The bar was hoisted to 4.89 and, writing a script the organisers could only have dreamed of, Isinbayeva soared over at the first attempt.

Suhr and Silva could not match her, taking silver and bronze respectively, and the Russian tore off to climb into the crowd and hug her coach.

After the sideshow of the world record attempts there came a joyous lap of honour, complete with spectacular cartwheels and backflips, and she was still talking to TV crews 90 minutes after her victory.

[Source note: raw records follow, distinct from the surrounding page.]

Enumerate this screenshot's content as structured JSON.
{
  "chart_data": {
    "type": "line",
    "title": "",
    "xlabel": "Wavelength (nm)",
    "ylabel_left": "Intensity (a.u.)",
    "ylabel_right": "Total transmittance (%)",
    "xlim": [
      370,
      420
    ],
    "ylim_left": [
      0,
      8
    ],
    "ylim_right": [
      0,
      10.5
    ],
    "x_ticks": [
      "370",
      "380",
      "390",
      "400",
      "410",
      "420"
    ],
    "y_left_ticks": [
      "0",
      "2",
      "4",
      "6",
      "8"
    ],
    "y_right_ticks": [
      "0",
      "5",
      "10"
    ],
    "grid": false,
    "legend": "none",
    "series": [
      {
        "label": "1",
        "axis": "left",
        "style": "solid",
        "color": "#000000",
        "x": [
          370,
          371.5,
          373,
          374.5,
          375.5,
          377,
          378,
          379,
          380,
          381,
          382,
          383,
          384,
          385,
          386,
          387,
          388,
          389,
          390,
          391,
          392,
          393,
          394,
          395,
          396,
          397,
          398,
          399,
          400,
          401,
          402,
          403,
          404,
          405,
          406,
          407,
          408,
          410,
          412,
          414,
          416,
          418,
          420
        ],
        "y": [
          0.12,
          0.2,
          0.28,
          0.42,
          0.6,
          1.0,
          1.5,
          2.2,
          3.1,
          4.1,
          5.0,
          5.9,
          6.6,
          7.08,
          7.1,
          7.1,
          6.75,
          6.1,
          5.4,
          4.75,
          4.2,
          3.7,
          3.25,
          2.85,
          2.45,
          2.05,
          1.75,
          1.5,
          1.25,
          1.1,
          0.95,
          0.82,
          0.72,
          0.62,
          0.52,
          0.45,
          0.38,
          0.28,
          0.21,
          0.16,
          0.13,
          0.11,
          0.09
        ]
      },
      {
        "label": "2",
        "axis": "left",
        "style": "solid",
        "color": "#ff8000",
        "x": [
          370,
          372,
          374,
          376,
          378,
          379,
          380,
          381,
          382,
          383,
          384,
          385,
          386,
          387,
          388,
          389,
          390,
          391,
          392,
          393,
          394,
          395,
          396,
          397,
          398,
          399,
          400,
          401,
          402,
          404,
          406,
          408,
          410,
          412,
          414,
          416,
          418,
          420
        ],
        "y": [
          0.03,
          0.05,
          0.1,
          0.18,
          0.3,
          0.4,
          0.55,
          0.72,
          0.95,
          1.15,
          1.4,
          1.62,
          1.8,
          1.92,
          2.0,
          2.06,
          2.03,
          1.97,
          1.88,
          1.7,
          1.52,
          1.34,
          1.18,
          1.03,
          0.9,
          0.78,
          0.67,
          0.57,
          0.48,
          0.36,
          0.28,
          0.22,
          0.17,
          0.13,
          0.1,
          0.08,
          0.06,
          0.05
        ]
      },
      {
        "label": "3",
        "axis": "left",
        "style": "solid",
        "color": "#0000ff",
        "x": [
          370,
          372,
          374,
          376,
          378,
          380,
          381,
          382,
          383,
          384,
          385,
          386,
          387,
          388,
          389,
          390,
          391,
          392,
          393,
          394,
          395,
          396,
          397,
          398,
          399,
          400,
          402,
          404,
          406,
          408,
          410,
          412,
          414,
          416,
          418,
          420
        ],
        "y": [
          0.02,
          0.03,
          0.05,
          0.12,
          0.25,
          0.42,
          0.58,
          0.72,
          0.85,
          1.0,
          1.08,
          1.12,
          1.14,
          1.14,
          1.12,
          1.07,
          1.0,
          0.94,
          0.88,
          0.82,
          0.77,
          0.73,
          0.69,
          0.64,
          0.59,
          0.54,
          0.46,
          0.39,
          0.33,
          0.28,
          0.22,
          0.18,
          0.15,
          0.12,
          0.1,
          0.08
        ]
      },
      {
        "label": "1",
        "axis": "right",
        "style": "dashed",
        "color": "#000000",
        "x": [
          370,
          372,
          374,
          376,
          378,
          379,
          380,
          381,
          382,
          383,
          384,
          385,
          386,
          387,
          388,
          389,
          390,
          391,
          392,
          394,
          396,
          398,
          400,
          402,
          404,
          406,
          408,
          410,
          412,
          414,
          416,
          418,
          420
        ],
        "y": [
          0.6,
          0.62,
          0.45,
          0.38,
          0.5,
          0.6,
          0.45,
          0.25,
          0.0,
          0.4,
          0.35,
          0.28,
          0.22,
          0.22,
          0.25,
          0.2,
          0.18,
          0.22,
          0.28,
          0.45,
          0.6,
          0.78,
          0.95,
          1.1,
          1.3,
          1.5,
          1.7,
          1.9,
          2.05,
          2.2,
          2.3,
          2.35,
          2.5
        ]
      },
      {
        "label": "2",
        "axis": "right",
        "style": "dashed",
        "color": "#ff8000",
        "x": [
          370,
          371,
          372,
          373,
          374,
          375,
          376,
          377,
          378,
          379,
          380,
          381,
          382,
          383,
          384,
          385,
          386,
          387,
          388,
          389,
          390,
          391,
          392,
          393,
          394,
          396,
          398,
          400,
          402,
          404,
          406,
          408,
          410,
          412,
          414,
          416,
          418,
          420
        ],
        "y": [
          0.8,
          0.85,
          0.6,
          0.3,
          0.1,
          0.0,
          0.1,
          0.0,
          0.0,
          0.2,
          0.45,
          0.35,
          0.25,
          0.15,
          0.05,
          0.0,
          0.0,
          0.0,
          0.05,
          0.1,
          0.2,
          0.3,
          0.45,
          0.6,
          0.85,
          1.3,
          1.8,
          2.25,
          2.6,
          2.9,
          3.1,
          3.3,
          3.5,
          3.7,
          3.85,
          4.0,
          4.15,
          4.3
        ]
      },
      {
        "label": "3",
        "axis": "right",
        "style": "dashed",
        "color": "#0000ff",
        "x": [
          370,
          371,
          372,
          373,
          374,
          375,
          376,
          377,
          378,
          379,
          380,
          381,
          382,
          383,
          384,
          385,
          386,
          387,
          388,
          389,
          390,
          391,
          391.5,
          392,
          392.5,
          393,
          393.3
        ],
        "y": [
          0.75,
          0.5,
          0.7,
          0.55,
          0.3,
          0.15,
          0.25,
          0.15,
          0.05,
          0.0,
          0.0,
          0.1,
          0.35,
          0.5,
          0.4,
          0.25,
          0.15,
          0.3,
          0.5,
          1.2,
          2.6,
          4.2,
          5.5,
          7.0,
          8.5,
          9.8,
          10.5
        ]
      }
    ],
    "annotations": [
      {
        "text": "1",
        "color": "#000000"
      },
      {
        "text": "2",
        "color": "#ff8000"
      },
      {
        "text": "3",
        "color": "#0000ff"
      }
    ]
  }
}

Another Moscow fairy story turned out to have the last page torn out as heptathlete Brianne Theisen Eaton could not quite complete the combined events double two days after her new husband Ashton Eaton won the decathlon.

The Canadian did all she could in the final 800 metres when she needed to beat Melnichenko by four seconds but the Ukrainian sat on her shoulder throughout.

Melnichenko took gold with 6,586 points to Theisen Eaton’s 6,530 – both personal bests – and Dafne Schippers was third with a Dutch record 6,477.

In the absence of world record holder and Olympic champion David Rudisha, Aman duly won the 800m world title with a well-timed charge.

Djibouti’s Ayanleh Souleiman made all the running but had to settle for bronze as Nick Symmonds swept past him, only for Aman to overhaul the American to win his country’s first global gold at the distance in 1:43.31.

Cheywa led home Lydia Chepkurui for a Kenyan one-two in the women’s 3,000m steeplechase.

There was a dramatic conclusion to the women’s 20km walk when Olympic champion Lashmanova almost blew her chances when she thought she had crossed the finish shortly after entering the stadium but still had a lap to go.

Frantic waving from coaches and fans got the message over, though she was lucky to escape disqualification having broken into a jog, and she got going quickly enough to finish three seconds ahead of team mate Anisya Kirdyapkina.

China’s Liu Hong took bronze after another Russian, Vera Sokolova, was disqualified soon after entering the stadium.